The rocks in the Geopark area originate in a time span ranging from around 550 million years ago until today.
The rocks of the so-called basement are found in the area around the Inselsberg known as the Ruhla-Brotterode crystalline complex. These include metamorphic rocks that have been transformed by high pressures and temperatures (such as the Steinbach Augengneis) and magmatic rocks formed by the crystallization of rock melts (Ruhla Granite, Brotteröder Diorite and Trusetal Granite). These rocks originated during the so-called Variscan mountain building event. This high mountain range was located on the former supercontinent Pangaea. The main developmental phase was 322-290 million years ago.
The main part of the Thuringian Forest comprises rocks belonging to the so-called transitional sedimentary cover (unfolded). For the most part these are red sedimentary rocks (sandstones, mudstones and conglomerates) from the Rotliegend period around 300 to about 257 million years ago (Lower Permian). These represent the solidified erosional debris from the Variscan Mountains. The world-famous Bromacker tetrapod fossil site is located in these Rotliegend sediments. In addition to this, the earliest Lower Permian is marked by an intensive volcanism, which is characterised by eruptions of felsic lava (silicate rich). Amongst others, this formed the rocks of the Grosser Inselsberg.
After the Rotliegend period, the geopark region was repeatedly flooded by sea water.

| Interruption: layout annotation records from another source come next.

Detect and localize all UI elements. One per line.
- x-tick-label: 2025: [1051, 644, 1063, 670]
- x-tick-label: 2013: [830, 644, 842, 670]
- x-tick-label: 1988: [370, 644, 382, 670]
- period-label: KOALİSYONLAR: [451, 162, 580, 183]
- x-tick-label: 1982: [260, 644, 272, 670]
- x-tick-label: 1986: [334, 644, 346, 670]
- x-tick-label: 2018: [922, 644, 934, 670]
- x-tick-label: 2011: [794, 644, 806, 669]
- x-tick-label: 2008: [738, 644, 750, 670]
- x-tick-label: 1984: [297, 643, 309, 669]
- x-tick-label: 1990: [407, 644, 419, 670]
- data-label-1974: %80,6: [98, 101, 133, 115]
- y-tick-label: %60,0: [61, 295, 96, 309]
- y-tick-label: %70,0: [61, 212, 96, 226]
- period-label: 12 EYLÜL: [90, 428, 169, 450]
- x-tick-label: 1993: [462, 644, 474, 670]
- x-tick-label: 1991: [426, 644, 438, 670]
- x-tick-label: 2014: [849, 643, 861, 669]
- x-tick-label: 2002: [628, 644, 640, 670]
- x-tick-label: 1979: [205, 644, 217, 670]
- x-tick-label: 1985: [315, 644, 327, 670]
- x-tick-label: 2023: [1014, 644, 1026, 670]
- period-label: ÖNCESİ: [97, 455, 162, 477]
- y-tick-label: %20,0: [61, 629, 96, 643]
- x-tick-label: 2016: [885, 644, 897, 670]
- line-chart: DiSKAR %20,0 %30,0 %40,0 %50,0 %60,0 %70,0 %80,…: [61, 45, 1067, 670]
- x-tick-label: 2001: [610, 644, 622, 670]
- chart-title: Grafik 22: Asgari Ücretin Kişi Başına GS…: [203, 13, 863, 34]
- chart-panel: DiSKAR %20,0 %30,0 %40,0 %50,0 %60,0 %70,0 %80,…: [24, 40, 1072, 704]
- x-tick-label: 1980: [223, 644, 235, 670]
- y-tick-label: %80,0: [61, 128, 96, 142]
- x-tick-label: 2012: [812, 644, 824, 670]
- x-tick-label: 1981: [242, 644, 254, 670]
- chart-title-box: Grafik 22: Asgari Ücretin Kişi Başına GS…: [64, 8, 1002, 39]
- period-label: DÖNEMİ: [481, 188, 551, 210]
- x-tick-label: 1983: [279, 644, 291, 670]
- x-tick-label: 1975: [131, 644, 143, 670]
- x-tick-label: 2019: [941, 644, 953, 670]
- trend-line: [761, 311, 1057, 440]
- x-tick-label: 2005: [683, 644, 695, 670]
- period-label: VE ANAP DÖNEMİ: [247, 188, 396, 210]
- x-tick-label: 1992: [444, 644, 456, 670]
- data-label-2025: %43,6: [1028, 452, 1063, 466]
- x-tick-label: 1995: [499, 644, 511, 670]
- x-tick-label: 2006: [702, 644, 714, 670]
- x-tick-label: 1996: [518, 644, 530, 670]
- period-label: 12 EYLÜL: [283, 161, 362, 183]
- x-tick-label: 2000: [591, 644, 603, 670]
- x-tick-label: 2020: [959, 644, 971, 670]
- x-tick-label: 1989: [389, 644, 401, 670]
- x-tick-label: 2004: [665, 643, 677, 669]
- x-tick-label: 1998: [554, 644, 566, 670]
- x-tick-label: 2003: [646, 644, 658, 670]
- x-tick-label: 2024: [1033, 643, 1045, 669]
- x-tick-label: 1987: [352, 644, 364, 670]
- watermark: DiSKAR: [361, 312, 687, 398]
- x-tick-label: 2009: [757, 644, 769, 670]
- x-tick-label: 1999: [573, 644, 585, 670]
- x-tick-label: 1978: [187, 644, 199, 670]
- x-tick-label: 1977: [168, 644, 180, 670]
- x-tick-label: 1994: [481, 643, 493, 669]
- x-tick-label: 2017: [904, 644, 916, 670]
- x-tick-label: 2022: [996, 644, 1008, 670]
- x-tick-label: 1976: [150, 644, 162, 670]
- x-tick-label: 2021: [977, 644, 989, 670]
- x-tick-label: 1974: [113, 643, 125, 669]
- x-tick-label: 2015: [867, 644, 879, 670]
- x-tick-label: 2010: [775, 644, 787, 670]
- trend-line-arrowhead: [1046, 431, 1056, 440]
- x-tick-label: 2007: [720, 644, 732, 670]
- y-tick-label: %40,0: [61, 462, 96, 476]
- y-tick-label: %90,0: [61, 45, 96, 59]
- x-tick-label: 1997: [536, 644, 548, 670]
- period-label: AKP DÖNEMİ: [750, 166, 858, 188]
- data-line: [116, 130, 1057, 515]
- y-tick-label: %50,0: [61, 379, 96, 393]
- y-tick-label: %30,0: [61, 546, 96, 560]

These marine sediments form the actual sedimentary cover. On the one hand the beds of the Zechstein are found along the North and South edge of the Thuringian Forest. On the other, the North and South Thuringian foreland of the Thuringian Forest, especially the Drei-Gleichen region, consist of the three characteristic Triassic rock layers (Bunter Sandstone, Muschelkalk and Keuper; from 251 to around 208 million years ago). The overlying Jurassic sediments are only found in a few locations: small blocks that were down-dropped in a huge fault system and preserved.
The unconsolidated rocks such as gravel, sand and clay as well as travertine were deposited in the very late Tertiary and throughout the Quaternary period (from around 65 million years ago to today). They mark the current end of geological development and are not shown in the geological map below.

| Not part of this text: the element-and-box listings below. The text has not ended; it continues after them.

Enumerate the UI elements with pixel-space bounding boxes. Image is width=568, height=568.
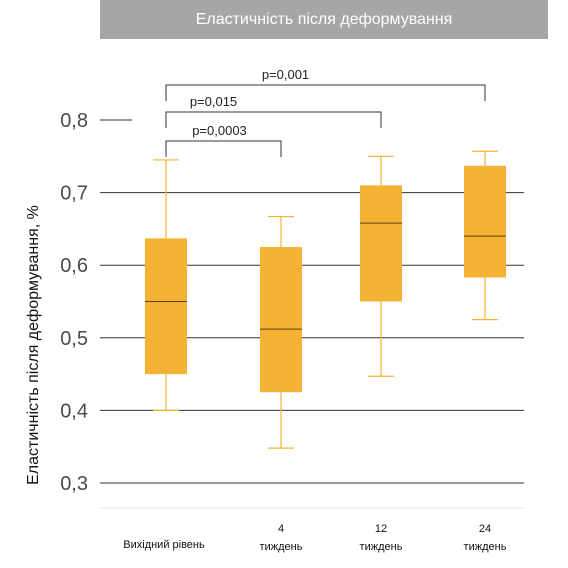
x-tick-label: 12 xyxy=(375,523,387,535)
box-iqr xyxy=(360,185,402,302)
y-tick-label: 0,8 xyxy=(60,110,88,132)
significance-bracket xyxy=(165,111,382,128)
y-tick-label: 0,6 xyxy=(60,255,88,277)
box-iqr xyxy=(260,247,302,393)
y-tick-label: 0,4 xyxy=(60,400,88,422)
x-tick-label: 24 xyxy=(479,523,491,535)
box-iqr xyxy=(464,165,506,278)
p-value-label: p=0,001 xyxy=(262,67,309,82)
significance-bracket xyxy=(165,140,282,157)
chart-title: Еластичність після деформування xyxy=(100,0,548,39)
box-iqr xyxy=(145,238,187,375)
x-tick-label: тиждень xyxy=(464,541,507,553)
p-value-label: p=0,0003 xyxy=(192,123,247,138)
x-tick-label: тиждень xyxy=(260,541,303,553)
y-tick-label: 0,3 xyxy=(60,473,88,495)
x-tick-label: Вихідний рівень xyxy=(123,539,205,551)
p-value-label: p=0,015 xyxy=(190,94,237,109)
y-tick-label: 0,5 xyxy=(60,328,88,350)
y-axis-label: Еластичність після деформування, % xyxy=(25,205,42,485)
x-tick-label: 4 xyxy=(278,523,284,535)
significance-bracket xyxy=(165,84,486,101)
x-tick-label: тиждень xyxy=(360,541,403,553)
y-tick-label: 0,7 xyxy=(60,183,88,205)
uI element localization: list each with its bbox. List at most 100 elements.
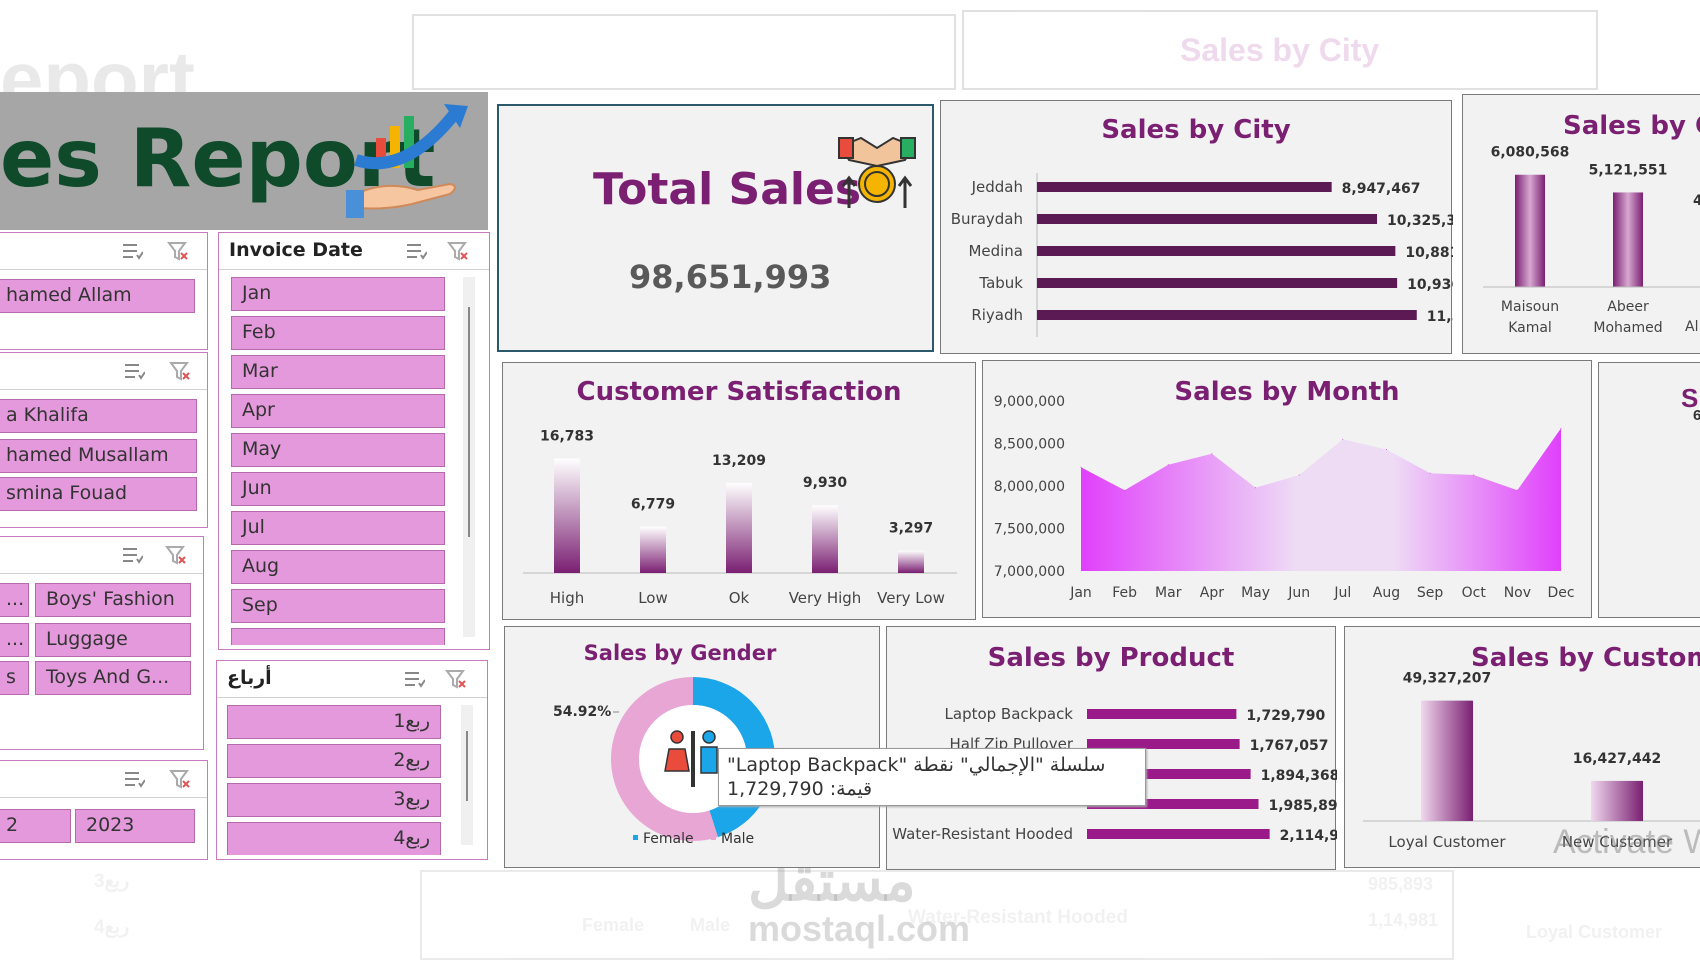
month-item[interactable]: ...	[231, 628, 445, 645]
customer-bar	[1591, 780, 1643, 821]
data-label: 1,985,893	[1269, 798, 1337, 814]
growth-chart-icon	[346, 104, 468, 218]
x-tick-label: Jan	[1069, 585, 1092, 601]
data-label: 6,080,568	[1491, 145, 1570, 161]
data-point	[1298, 474, 1300, 476]
data-label: 11,532,286	[1427, 309, 1453, 325]
percent-label: 54.92%	[553, 704, 611, 720]
data-label: 16,783	[540, 428, 594, 444]
product-bar	[1087, 829, 1270, 839]
ghost-product-label: Water-Resistant Hooded	[908, 907, 1128, 928]
legend-swatch	[711, 835, 716, 840]
slicer-item[interactable]: Luggage	[35, 623, 191, 657]
scrollbar[interactable]	[461, 705, 473, 845]
x-tick-label: Apr	[1200, 585, 1224, 601]
male-icon	[700, 746, 718, 774]
slicer-item[interactable]: ...	[0, 623, 29, 657]
divider-icon	[691, 731, 695, 787]
data-label: 8,947,467	[1342, 181, 1421, 197]
month-item[interactable]: May	[231, 433, 445, 467]
ghost-frame-1	[412, 14, 956, 90]
legend-female: Female	[643, 831, 694, 847]
month-area	[1081, 428, 1561, 571]
sales-by-gender-panel: Sales by Gender 54.92% Female Male	[504, 626, 880, 868]
ghost-legend-female: Female	[582, 915, 645, 935]
customer-bar	[1613, 192, 1643, 287]
quarter-item[interactable]: ربع3	[227, 783, 441, 817]
multi-select-icon[interactable]	[123, 769, 145, 789]
multi-select-icon[interactable]	[403, 669, 425, 689]
quarter-item[interactable]: ربع2	[227, 744, 441, 778]
category-label: Buraydah	[951, 210, 1023, 228]
ghost-frame-3	[420, 870, 1454, 960]
y-tick-label: 7,500,000	[994, 522, 1065, 538]
quarter-item[interactable]: ربع4	[227, 822, 441, 855]
city-bar	[1037, 246, 1396, 256]
month-item[interactable]: Jun	[231, 472, 445, 506]
month-item[interactable]: Jul	[231, 511, 445, 545]
slicer-item[interactable]: a Khalifa	[0, 399, 197, 433]
clear-filter-icon[interactable]	[169, 769, 191, 789]
satisfaction-bar	[554, 458, 580, 573]
month-chart-title: Sales by Month	[1174, 377, 1400, 407]
month-item[interactable]: Feb	[231, 316, 445, 350]
slicer-item[interactable]: 2023	[75, 809, 195, 843]
slicer-item[interactable]: smina Fouad	[0, 477, 197, 511]
satisfaction-bar	[898, 550, 924, 573]
clear-filter-icon[interactable]	[445, 669, 467, 689]
slicer-item[interactable]: s	[0, 661, 29, 695]
slicer-item[interactable]: Boys' Fashion	[35, 583, 191, 617]
data-label: 10,881,898	[1405, 245, 1453, 261]
city-bar	[1037, 182, 1332, 192]
ghost-city-title: Sales by City	[1180, 32, 1380, 68]
quarter-list: ربع1 ربع2 ربع3 ربع4	[227, 705, 443, 855]
multi-select-icon[interactable]	[123, 361, 145, 381]
category-label: Medina	[968, 242, 1023, 260]
clear-filter-icon[interactable]	[169, 361, 191, 381]
slicer-item[interactable]: hamed Musallam	[0, 439, 197, 473]
tooltip-line-2: قيمة: 1,729,790	[727, 778, 873, 800]
ghost-value-2: 1,14,981	[1368, 910, 1439, 930]
quarter-item[interactable]: ربع1	[227, 705, 441, 739]
gender-icon	[664, 730, 718, 787]
total-sales-value: 98,651,993	[629, 258, 832, 296]
slicer-item[interactable]: hamed Allam	[0, 279, 195, 313]
sales-by-customer-panel: Sales by Customer 49,327,207 Loyal Custom…	[1344, 626, 1700, 868]
slicer-invoice-date: Invoice Date Jan Feb Mar Apr May Jun Jul…	[218, 232, 490, 650]
category-label: Low	[638, 589, 668, 607]
handshake-coin-icon	[838, 136, 916, 208]
report-header: es Report	[0, 92, 488, 230]
data-point	[1385, 448, 1387, 450]
multi-select-icon[interactable]	[121, 545, 143, 565]
slicer-item[interactable]: 2	[0, 809, 71, 843]
city-bar	[1037, 310, 1417, 320]
month-item[interactable]: Jan	[231, 277, 445, 311]
month-area-chart: 9,000,000 8,500,000 8,000,000 7,500,000 7,00…	[994, 394, 1575, 601]
product-bar	[1087, 769, 1251, 779]
category-label: Tabuk	[978, 274, 1023, 292]
partial-panel-right: S 6	[1598, 362, 1700, 618]
slicer-item[interactable]: ...	[0, 583, 29, 617]
slicer-item[interactable]: Toys And G...	[35, 661, 191, 695]
category-label: New Customer	[1562, 833, 1673, 851]
month-item[interactable]: Sep	[231, 589, 445, 623]
clear-filter-icon[interactable]	[447, 241, 469, 261]
chart-tooltip: سلسلة "الإجمالي" نقطة "Laptop Backpack" …	[718, 748, 1146, 806]
multi-select-icon[interactable]	[405, 241, 427, 261]
month-item[interactable]: Apr	[231, 394, 445, 428]
clear-filter-icon[interactable]	[165, 545, 187, 565]
slicer-salesperson: hamed Allam	[0, 232, 208, 350]
legend-swatch	[633, 835, 638, 840]
month-item[interactable]: Aug	[231, 550, 445, 584]
data-label: 6,779	[631, 497, 675, 513]
category-label: Water-Resistant Hooded	[892, 825, 1073, 843]
data-point	[1429, 472, 1431, 474]
satisfaction-bar	[812, 505, 838, 573]
partial-value: 6	[1693, 407, 1700, 424]
multi-select-icon[interactable]	[121, 241, 143, 261]
clear-filter-icon[interactable]	[167, 241, 189, 261]
scrollbar[interactable]	[463, 277, 475, 637]
male-icon	[702, 730, 716, 744]
month-item[interactable]: Mar	[231, 355, 445, 389]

The landscape today is the result of processes that took place in the Tertiary and Quaternary periods. As the Alps were formed in South Europe, the resulting tension in the Earth's crust also affected our region. This caused the Thuringian Forest to be uplifted as a block by about 2000 to 2500 m. At the same time, the foreland between the Thuringian Forest and the Harz Mountains was downdropped to form a basis. Geologists call this process Saxonian Fault-Block Tectonics.